Le primat topique des sols renouvèle l’imagination du coup de feu, agitation structurée. Les pains à la polenta, l’huile d’olive ou la châtaigne, façonnés avec des farines d’épeautre, d’amarante, de haricot rouge ou de pois chiche, érigent des sentinelles de nourriture lente. Tonique à la «Table du Chef», plein champ sur ses jardins suspendus aux fruits rouges, le bi étoilé à 27 ans, sait que le lait et le blé, berceaux de l’humanité, risquent de disparaître. Ses citrons poussent en Sardaigne, ses pistaches verdissent aux pieds du Vésuve pour «
une cuisine ludique et visuelle». «
Tout montrer, tout dire et tout partager. Des moments rares coupés du monde».

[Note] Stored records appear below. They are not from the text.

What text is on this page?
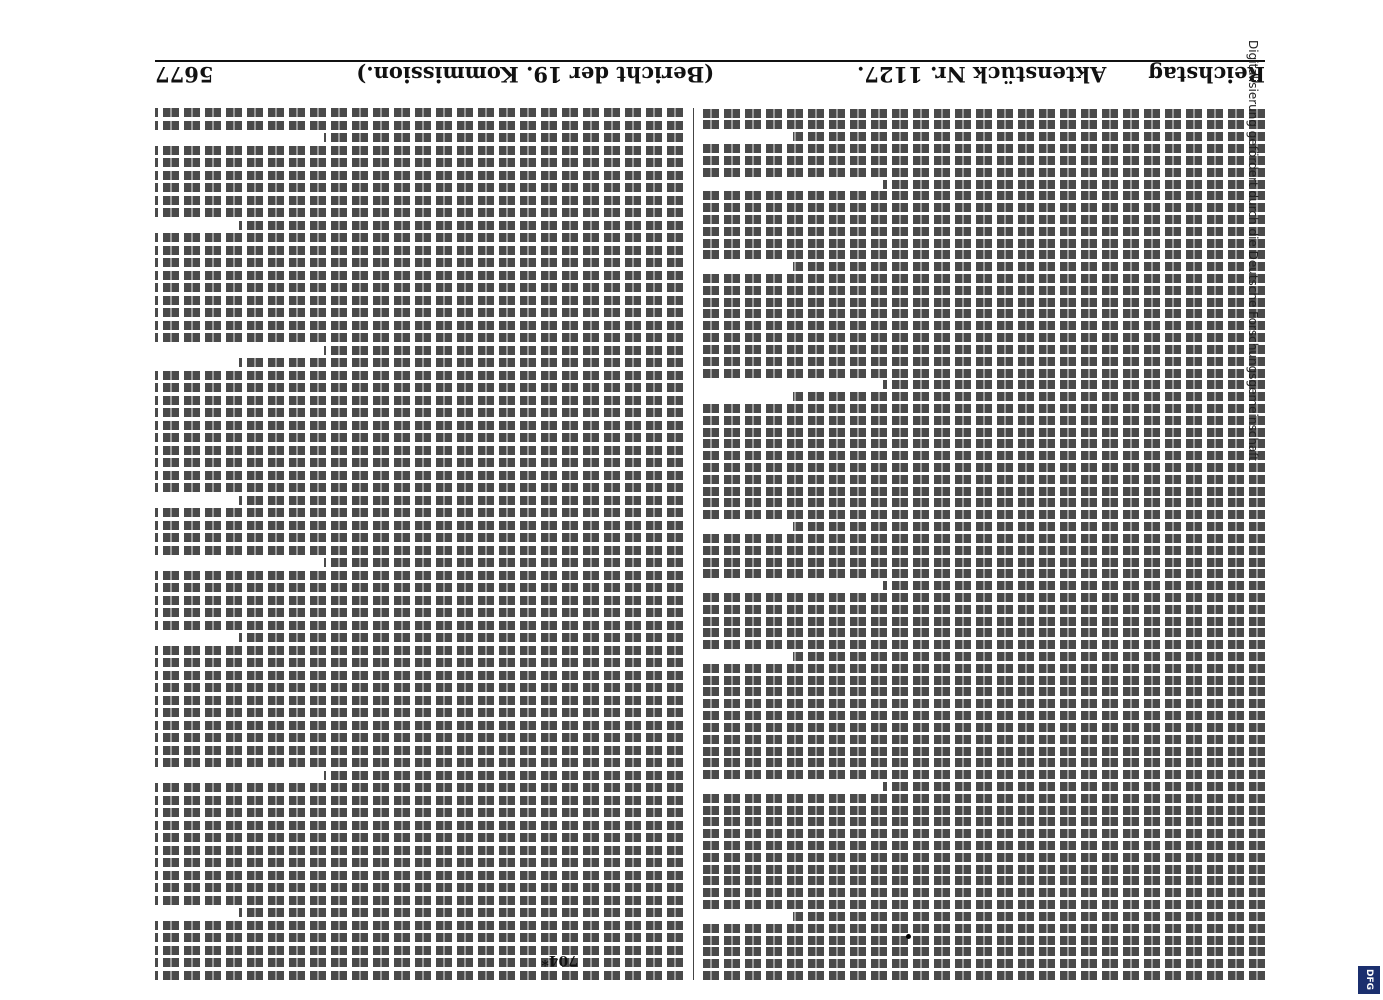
Reichstag
Aktenstück Nr. 1127.
(Bericht der 19. Kommission.)
5677
704*
Digitalisierung gefördert durch die Deutsche Forschungsgemeinschaft
DFG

Ce tison ramassé allonge la temporalité du repas par où «
LOUBET l’américain» satisfait tous les désirs en son Domaine : des lieux pour vivre dans la rondeur et la méditation, regarder le soleil couchant sur le versant sud farniente. «
Hôtelier gastronomique, vrai aubergiste qui accueille des amis-clients, je compose des variations infinies pour les familles, les amoureux et les entreprises». Dans ce lieu unique de joie qui repousse tous les possibles, dans la «Maison» exclusive d’un des plus audacieux chefs cuisiniers français, Victoria, Joseph et Paul-Ange, ses enfants s’éveillent avec un père épanoui qui leur offre 42 ans de «
bonheur complice, de partage des gourmandises et de respect des traditions».
Le restaurant La Bastide de Capelongue - Edouard Loubet.